自動車分野は、クアルコムの多角化において最も成熟した成功事例であり、経営陣は来年にも自動車業界最大のチップサプライヤーになると予測している。同社はこれまでにも、100億ドルの自動車向け売上高目標を複数回にわたって前倒ししてきた(当初は2031会計年度、次に2029会計年度、そして今回はさらに早期の達成を見込む)。これは、第3世代から第5世代プラットフォームへの移行に伴う8倍の演算コンテンツ(コンピュート・コンテンツ)の増加や、個別チップの販売から統合モジュールおよびSiP(システム・イン・パッケージ)ソリューションへのビジネスモデルの転換が牽引している。経営陣はまた、ロボティクスを概ね自動車向けスタックのシリコンレベルでの拡張と捉えており、ロボットを「立ち上がった自動車」と表現した。これは、投資家が新たな追加R&D(研究開発)コストを過度に見積もることなく、隣接するフィジカルAIの機会の規模を測る上で有益なフレームワークと言える。

利益率の軌道と資本規律

財務面に関して、パルキワラ氏はインベスター・デイで示したガイダンスを改めて強調した。利益率の低いカスタムシリコン製品が、利益率の高い汎用(マーチャント)製品の比率を相殺するため、粗利益率は現在の水準おおむね横ばいで推移すると見込む。

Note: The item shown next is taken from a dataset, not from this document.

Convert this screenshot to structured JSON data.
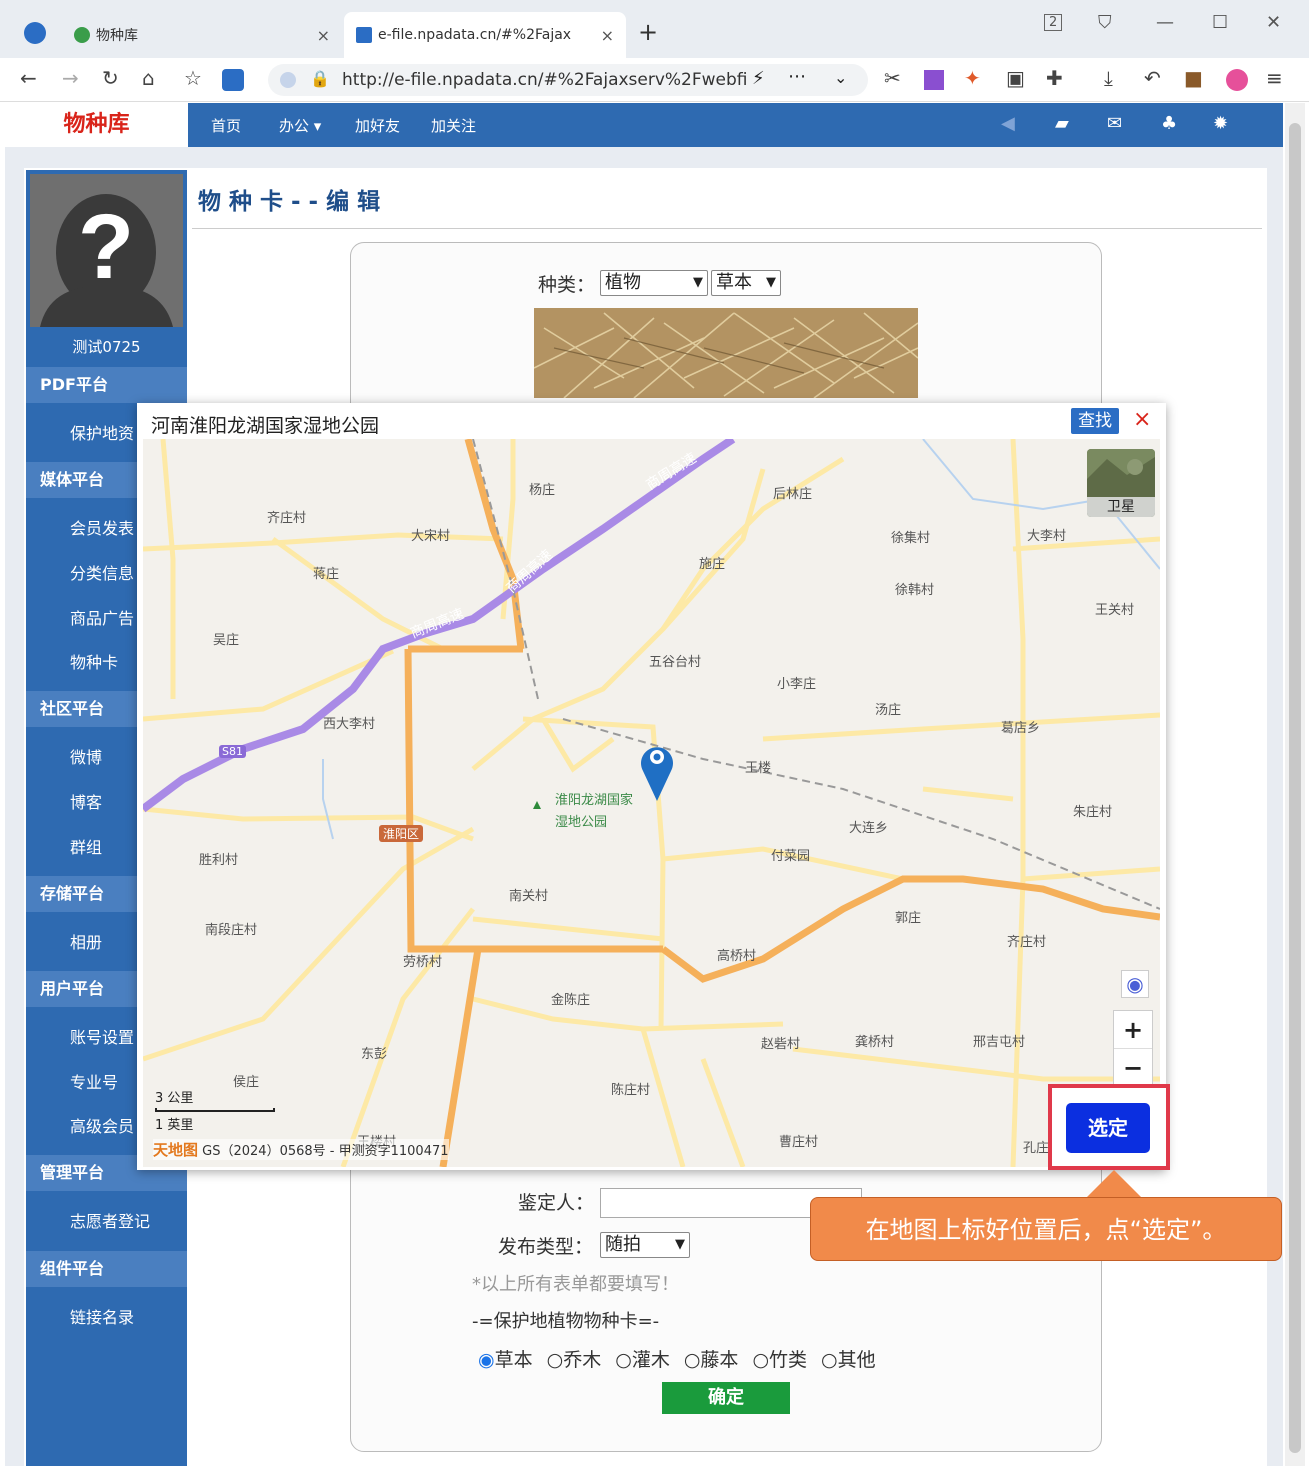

営業利益率の拡大については、新たな投資によるものではなく、R&Dにおける規模の経済(スケールレバレッジ)によって達成される見通しであり、3年間の地平で30%の営業利益率を目標に掲げている。経営陣は、今後の営業費用(OpEx)の伸びが売上高の伸びを「大幅に」下回るべきであると明言しており、データセンター事業の立ち上がりに伴って、投資家が経営陣に厳しく求めていくべき資本規律のシグナルとなっている。